The Nittany Lions are working with a scholarship reduction each season due to NCAA sanctions. That creates major depth issues and will eventually adversely affect the overall talent of the team. Everybody on the roster is important, and the slightest injury is costly.
These sanctions continue to tighten as the four-year punishment drags out. Penn State will start a first-year quarterback in either junior college transfer Tyler Ferguson or freshman Christian Hackenberg, while the defense must replace six starters.
O'Brien did an incredible job last season, but he continues to fight an uphill battle that will likely get the best of him.

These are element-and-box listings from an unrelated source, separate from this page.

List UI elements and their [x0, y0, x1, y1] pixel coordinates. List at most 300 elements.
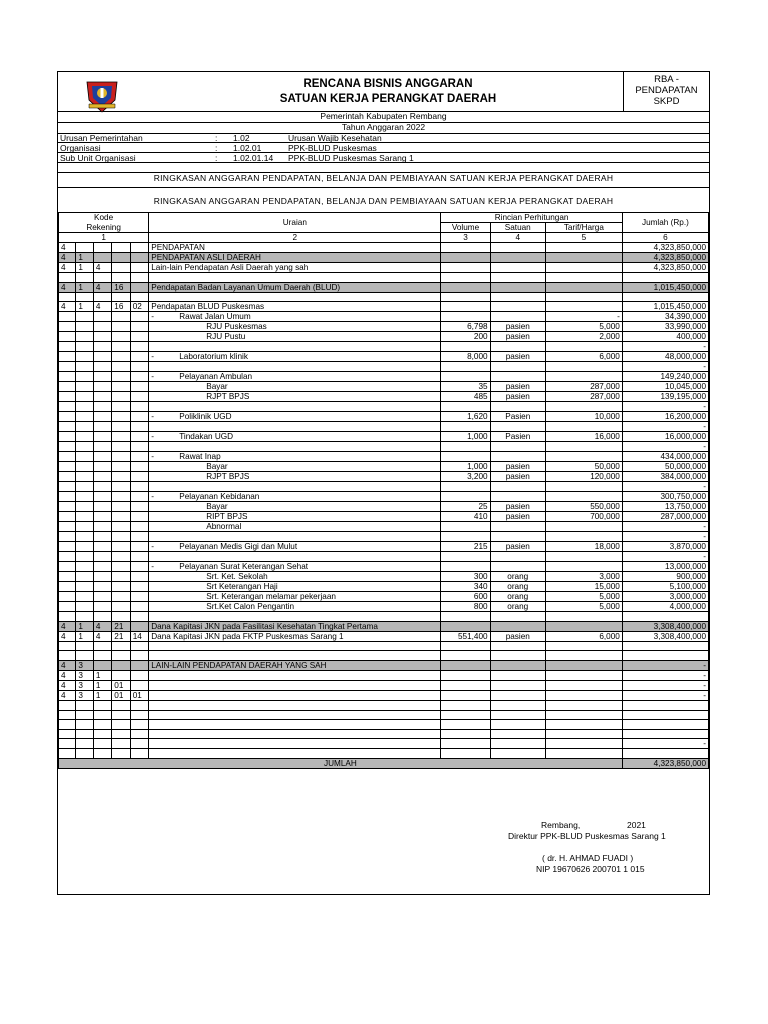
kode-cell: [76, 472, 93, 482]
kode-cell: [93, 641, 111, 651]
jumlah-cell: [622, 641, 708, 651]
jumlah-cell: -: [622, 422, 708, 432]
table-row: [59, 322, 709, 332]
satuan-cell: pasien: [490, 352, 545, 362]
table-row: [59, 612, 709, 622]
info-label: Sub Unit Organisasi: [60, 153, 136, 163]
satuan-cell: pasien: [490, 502, 545, 512]
kode-cell: [112, 602, 130, 612]
kode-cell: [130, 352, 149, 362]
kode-cell: 01: [112, 680, 130, 690]
tarif-cell: [545, 562, 622, 572]
kode-cell: [93, 592, 111, 602]
satuan-cell: [490, 282, 545, 292]
rba-label-box: [623, 72, 709, 111]
kode-cell: [112, 452, 130, 462]
jumlah-cell: -: [622, 670, 708, 680]
volume-cell: [441, 660, 490, 670]
satuan-cell: [490, 492, 545, 502]
jumlah-cell: -: [622, 690, 708, 700]
volume-cell: [441, 442, 490, 452]
kode-cell: [59, 362, 76, 372]
uraian-text: Pelayanan Kebidanan: [179, 492, 260, 502]
table-row: [59, 522, 709, 532]
kode-cell: [76, 612, 93, 622]
volume-cell: [441, 552, 490, 562]
kode-cell: [112, 512, 130, 522]
kode-cell: [76, 572, 93, 582]
tarif-cell: 5,000: [545, 322, 622, 332]
kode-cell: 3: [76, 670, 93, 680]
kode-cell: 1: [76, 631, 93, 641]
volume-cell: 215: [441, 542, 490, 552]
uraian-text: Pelayanan Ambulan: [179, 372, 253, 382]
uraian-cell: [149, 512, 441, 522]
uraian-cell: [149, 552, 441, 562]
kode-cell: [130, 700, 149, 710]
jumlah-cell: 13,750,000: [622, 502, 708, 512]
kode-cell: [93, 432, 111, 442]
uraian-cell: [149, 312, 441, 322]
table-row: [59, 462, 709, 472]
satuan-cell: pasien: [490, 462, 545, 472]
uraian-text: PENDAPATAN: [151, 243, 205, 252]
table-row: [59, 502, 709, 512]
kode-cell: [93, 482, 111, 492]
kode-cell: [76, 492, 93, 502]
volume-cell: 3,200: [441, 472, 490, 482]
kode-cell: 1: [76, 621, 93, 631]
uraian-header: Uraian: [149, 213, 441, 233]
kode-cell: [130, 382, 149, 392]
rincian-header: Rincian Perhitungan: [441, 213, 622, 223]
volume-cell: [441, 690, 490, 700]
kode-cell: [93, 729, 111, 739]
jumlah-cell: 4,000,000: [622, 602, 708, 612]
kode-cell: [76, 582, 93, 592]
volume-cell: [441, 422, 490, 432]
uraian-cell: [149, 322, 441, 332]
kode-cell: 4: [59, 243, 76, 253]
kode-cell: 4: [93, 631, 111, 641]
volume-cell: 1,000: [441, 432, 490, 442]
kode-cell: [112, 342, 130, 352]
kode-cell: [59, 700, 76, 710]
kode-cell: [59, 402, 76, 412]
satuan-cell: Pasien: [490, 412, 545, 422]
kode-cell: [130, 512, 149, 522]
jumlah-cell: 3,308,400,000: [622, 631, 708, 641]
kode-cell: [112, 412, 130, 422]
volume-cell: [441, 482, 490, 492]
kode-cell: [59, 749, 76, 759]
satuan-cell: [490, 402, 545, 412]
info-sep: :: [215, 143, 218, 153]
table-row: [59, 512, 709, 522]
uraian-text: Laboratorium klinik: [179, 352, 248, 362]
jumlah-cell: 1,015,450,000: [622, 282, 708, 292]
uraian-cell: [149, 263, 441, 273]
tarif-cell: 10,000: [545, 412, 622, 422]
kode-cell: [112, 382, 130, 392]
volume-cell: [441, 670, 490, 680]
info-name: Urusan Wajib Kesehatan: [288, 133, 382, 143]
jumlah-cell: 16,000,000: [622, 432, 708, 442]
volume-cell: [441, 700, 490, 710]
kode-cell: [93, 253, 111, 263]
table-row: [59, 263, 709, 273]
jumlah-cell: 149,240,000: [622, 372, 708, 382]
table-row: [59, 739, 709, 749]
kode-cell: [59, 739, 76, 749]
table-row: [59, 749, 709, 759]
bullet-dash: -: [151, 542, 154, 552]
kode-cell: 21: [112, 621, 130, 631]
kode-cell: [76, 432, 93, 442]
kode-cell: 01: [112, 690, 130, 700]
kode-cell: 4: [93, 302, 111, 312]
kode-cell: [59, 312, 76, 322]
kode-cell: [130, 612, 149, 622]
kode-cell: [76, 462, 93, 472]
kode-cell: [112, 739, 130, 749]
table-row: [59, 342, 709, 352]
bullet-dash: -: [151, 452, 154, 462]
table-row: [59, 243, 709, 253]
tarif-cell: [545, 482, 622, 492]
satuan-cell: [490, 641, 545, 651]
uraian-cell: [149, 273, 441, 283]
kode-cell: [93, 710, 111, 720]
title-line-1: RENCANA BISNIS ANGGARAN: [303, 78, 473, 90]
jumlah-cell: 4,323,850,000: [622, 263, 708, 273]
bullet-dash: -: [151, 372, 154, 382]
kode-cell: [76, 542, 93, 552]
kode-cell: [93, 462, 111, 472]
kode-cell: [130, 651, 149, 661]
table-row: [59, 292, 709, 302]
kode-cell: 3: [76, 680, 93, 690]
tarif-cell: [545, 710, 622, 720]
jumlah-cell: [622, 273, 708, 283]
kode-cell: [93, 382, 111, 392]
kode-cell: [59, 502, 76, 512]
kode-cell: [112, 651, 130, 661]
kode-cell: [112, 292, 130, 302]
divider: [58, 162, 709, 163]
volume-cell: [441, 749, 490, 759]
satuan-cell: pasien: [490, 512, 545, 522]
kode-cell: [93, 273, 111, 283]
tarif-cell: [545, 641, 622, 651]
jumlah-cell: -: [622, 482, 708, 492]
tarif-cell: [545, 651, 622, 661]
kode-cell: 1: [76, 302, 93, 312]
jumlah-cell: [622, 651, 708, 661]
table-row: [59, 621, 709, 631]
uraian-cell: [149, 382, 441, 392]
tarif-cell: -: [545, 312, 622, 322]
tarif-cell: [545, 660, 622, 670]
rba-line-3: SKPD: [653, 96, 680, 107]
num-volume: 3: [441, 233, 490, 243]
kode-cell: 01: [130, 690, 149, 700]
satuan-cell: [490, 680, 545, 690]
uraian-cell: [149, 582, 441, 592]
uraian-text: Dana Kapitasi JKN pada Fasilitasi Kesehatan Tingkat Pertama: [151, 621, 378, 631]
jumlah-cell: [622, 700, 708, 710]
kode-cell: 21: [112, 631, 130, 641]
kode-cell: [93, 512, 111, 522]
table-row: [59, 472, 709, 482]
uraian-cell: [149, 542, 441, 552]
jumlah-cell: [622, 720, 708, 730]
volume-cell: [441, 522, 490, 532]
kode-cell: 16: [112, 302, 130, 312]
kode-cell: [93, 602, 111, 612]
jumlah-cell: -: [622, 522, 708, 532]
uraian-cell: [149, 572, 441, 582]
uraian-text: Bayar: [206, 382, 228, 392]
kode-cell: [130, 482, 149, 492]
tarif-cell: 550,000: [545, 502, 622, 512]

No, this does not mean that Notre Dame's undefeated regular season was a fluke. But much like Ohio State, expecting another magical season is a bit much.
While the Irish deserve respect for last year's run, there was a lot of luck involved. There was a questionable pass interference call against Pittsburgh, a questionable goal-line call against Stanford and a shocking last-second win against Purdue.
Notre Dame won five games by fewer than seven points last season.
Is it a sign of being a great team? Sure. But the constant struggle against mediocre programs is also a sign that there's a lot of improvement to be made. Losing quarterback Everett Golson, tight end Tyler Eifert and linebacker Manti Te'o is going to hurt that progress.
The Irish may push for 10 wins, but an undefeated season or another trip to the national championship will not happen.